There are no hard and fast rules about this. Broadly speaking if someone is within a class of people capable of benefiting from a trust they will be permitted to obtain some information about how the trust is run. Just how far that goes will depend on a range of issues including whether the interest of other beneficiaries are affected or whether there are commercial sensitivities in the information that is sought.
60. What liabilities may trustees have for poor investments?
Generally speaking trustees are supposed to invest trust funds prudently although that obligation can be altered by the trust deed. In many instances the deed will relieve trustees of liability if they elect to keep the trust fund in one or only a few assets, even if that means that the value of the fund reduces over time. Even if the deed provides that, in extreme cases the Trustees may have a liability for gross investment loss. Ideally trustees ought to invest in a diversified portfolio of investments, with the advice of a reputable financial adviser.
61. What is a discretionary trust and discretionary beneficiaries?
Most modern family trusts are discretionary trusts. This reflects the discretions that are given to the trustees about who should benefit under the trust. A discretionary beneficiary has no interest in the trust assets, only an expectation that the trust will be properly administered by the trustees. He or she acquires an interest in the property only when the trustees exercise their discretion to benefit the particular beneficiary. Discretionary trusts typically allow for the greatest flexibility in trustee decision making although trustees will usually be guided by a “letter of wishes.”
62. How can the Court help trustees?
Sometimes trustees are unsure what they should do even if they have wide discretions. There may be competing claims from different family members or uncertainty over who can or should benefit under a trust. Within certain limits trustees are permitted to apply to the High Court for assistance by way of directions.
63. How far can discretions be used to benefit people not contemplated by the Trust?
Sometimes in the past steps have been taken to resettle or to transfer property from one trust into new trusts which extend to beneficiaries not contemplated in the first. This has been criticised in recent cases where the new beneficiaries have clearly been more than incidental recipients of a benefit. Such cases can see transfers struck down as a “fraud on the power” which is used to make the transfer. Great care needs to be taken to achieve such transfers legally.
64. How is a corporate trustee different from a “natural” trustee?
A “corporate trustee” refers to the case where a company is the trustee of a trust.

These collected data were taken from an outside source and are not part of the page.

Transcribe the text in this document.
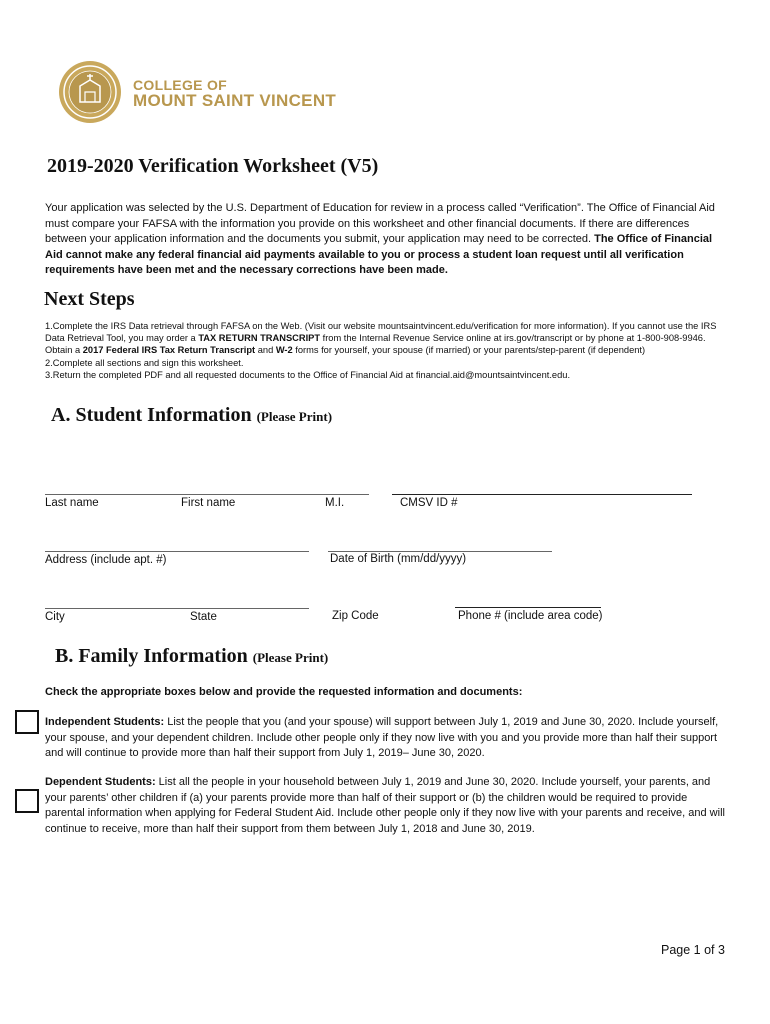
COLLEGE OF
MOUNT SAINT VINCENT
2019-2020 Verification Worksheet (V5)
Your application was selected by the U.S. Department of Education for review in a process called “Verification”. The Office of Financial Aid must compare your FAFSA with the information you provide on this worksheet and other financial documents. If there are differences between your application information and the documents you submit, your application may need to be corrected. The Office of Financial Aid cannot make any federal financial aid payments available to you or process a student loan request until all verification requirements have been met and the necessary corrections have been made.
Next Steps

1.Complete the IRS Data retrieval through FAFSA on the Web. (Visit our website mountsaintvincent.edu/verification for more information). If you cannot use the IRS Data Retrieval Tool, you may order a TAX RETURN TRANSCRIPT from the Internal Revenue Service online at irs.gov/transcript or by phone at 1-800-908-9946. Obtain a 2017 Federal IRS Tax Return Transcript and W-2 forms for yourself, your spouse (if married) or your parents/step-parent (if dependent)

2.Complete all sections and sign this worksheet.

3.Return the completed PDF and all requested documents to the Office of Financial Aid at financial.aid@mountsaintvincent.edu.

A. Student Information (Please Print)
Last name	First name	M.I.	CMSV ID #
Address (include apt. #)	Date of Birth (mm/dd/yyyy)
City	State	Zip Code	Phone # (include area code)
B. Family Information (Please Print)
Check the appropriate boxes below and provide the requested information and documents:
Independent Students: List the people that you (and your spouse) will support between July 1, 2019 and June 30, 2020. Include yourself, your spouse, and your dependent children. Include other people only if they now live with you and you provide more than half their support and will continue to provide more than half their support from July 1, 2019– June 30, 2020.
Dependent Students: List all the people in your household between July 1, 2019 and June 30, 2020. Include yourself, your parents, and your parents’ other children if (a) your parents provide more than half of their support or (b) the children would be required to provide parental information when applying for Federal Student Aid. Include other people only if they now live with your parents and receive, and will continue to receive, more than half their support from them between July 1, 2018 and June 30, 2019.
Page 1 of 3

This often has the advantage that when directors of the company change, property does not have to be transferred to a new owner because the company remains the same. Where natural people are trustees a change of one trustee requires that property be transferred. There are ongoing debates about the respective liabilities of the directors of a corporate trustee compared with the liabilities of natural trustees. In large measure they involve the same concepts of fiduciary duty but the liabilities are enforced by slightly different means.